Convention mondiale delle Donne del Vino

Fare rete, scambiarsi conoscenze, misurare le competenze aumentando il proprio bagaglio culturale, studiare i mercati e gli stili di consumo al femminile. Tutti temi sul tavolo della prima convention mondiale delle Donne del Vino. Un’idea tutta italiana, quella della convention mondiale, che parte dal considerare necessario condividere conoscenze reciproche per dare un contributo alla crescita del settore: sarà un momento di confronto tra le donne del vino che in tutto il mondo lavorano per dare alla categoria più opportunità e dare al vino più vantaggi dalla presenza femminile. Il packaging avrà un’importanza sicuramente centrale in questa prima edizione.


Associazione Nazionale Le Donne del Vino
L’Associazione Nazionale Le Donne del Vino nasce a Firenze nel 1988, da Elisabetta Tognana un’imprenditrice veneta trapiantata in Toscana, che intuì l’opportunità di unire donne produttrici, ristoratrici, enotecarie, sommelier, giornaliste, esperte del vino per dare voce al settore femminile dell’enologia. Il primo gruppo di 70 pioniere Donne del Vino è cresciuto fino ad arrivare alle attuali 800 socie presiedute da Donatella Cinelli Colombini, divise in delegazioni regionali con una delegata che coordina le iniziative locali.

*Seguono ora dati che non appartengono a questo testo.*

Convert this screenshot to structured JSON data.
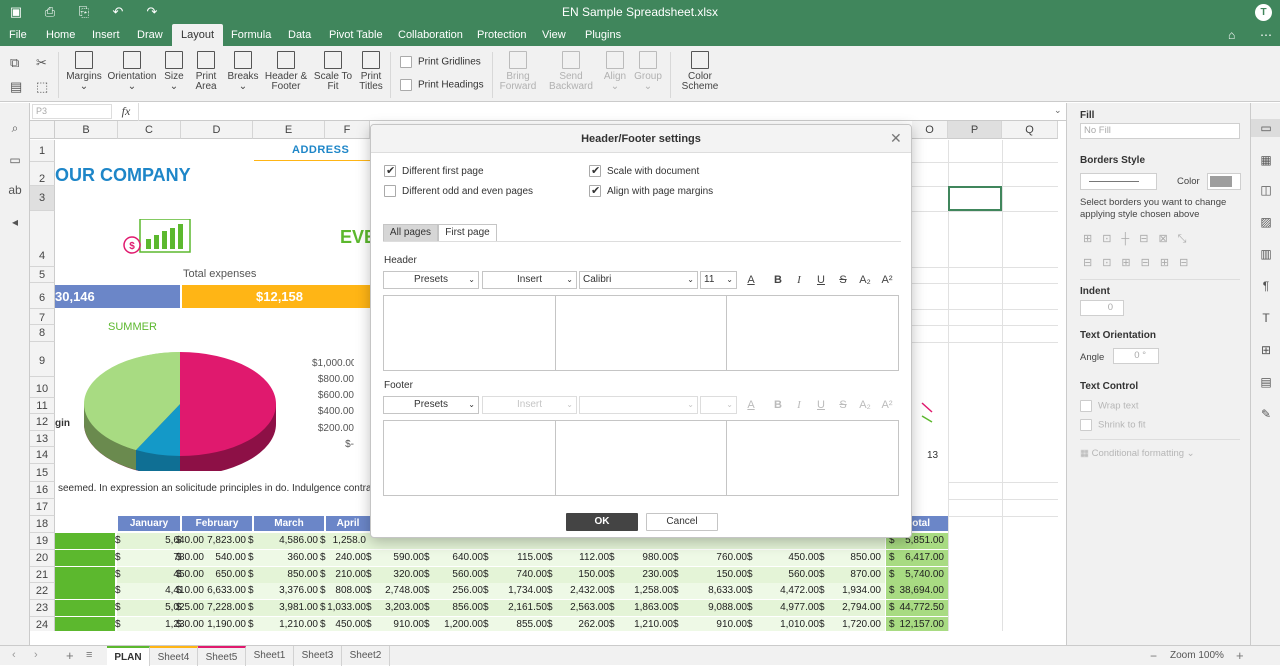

Lo scopo dell’Associazione è accrescere la cultura del vino e il consumo responsabile, promuovere il ruolo delle Donne del Vino nella società e nel lavoro, collegare le Donne del Vino favorendo le iniziative condivise, la formazione e i viaggi di istruzione, portare la voce delle donne del vino alle istituzioni e alle organizzazioni del vino italiane e estere. Uno degli obiettivi è porre delle solide basi per fare rete a livello mondiale con le altre associazioni di donne del vino e favorire uno scambio di conoscenze utile al miglioramento professionale e culturale di tutto il comparto enologico. Oltre alle iniziative inerenti il proprio comparto economico, Le Donne del Vino si sono sempre distinte per le azioni finalizzate allo sviluppo sostenibile dei territori agricoli e alla salvaguardia del patrimonio dei vitigni autoctoni.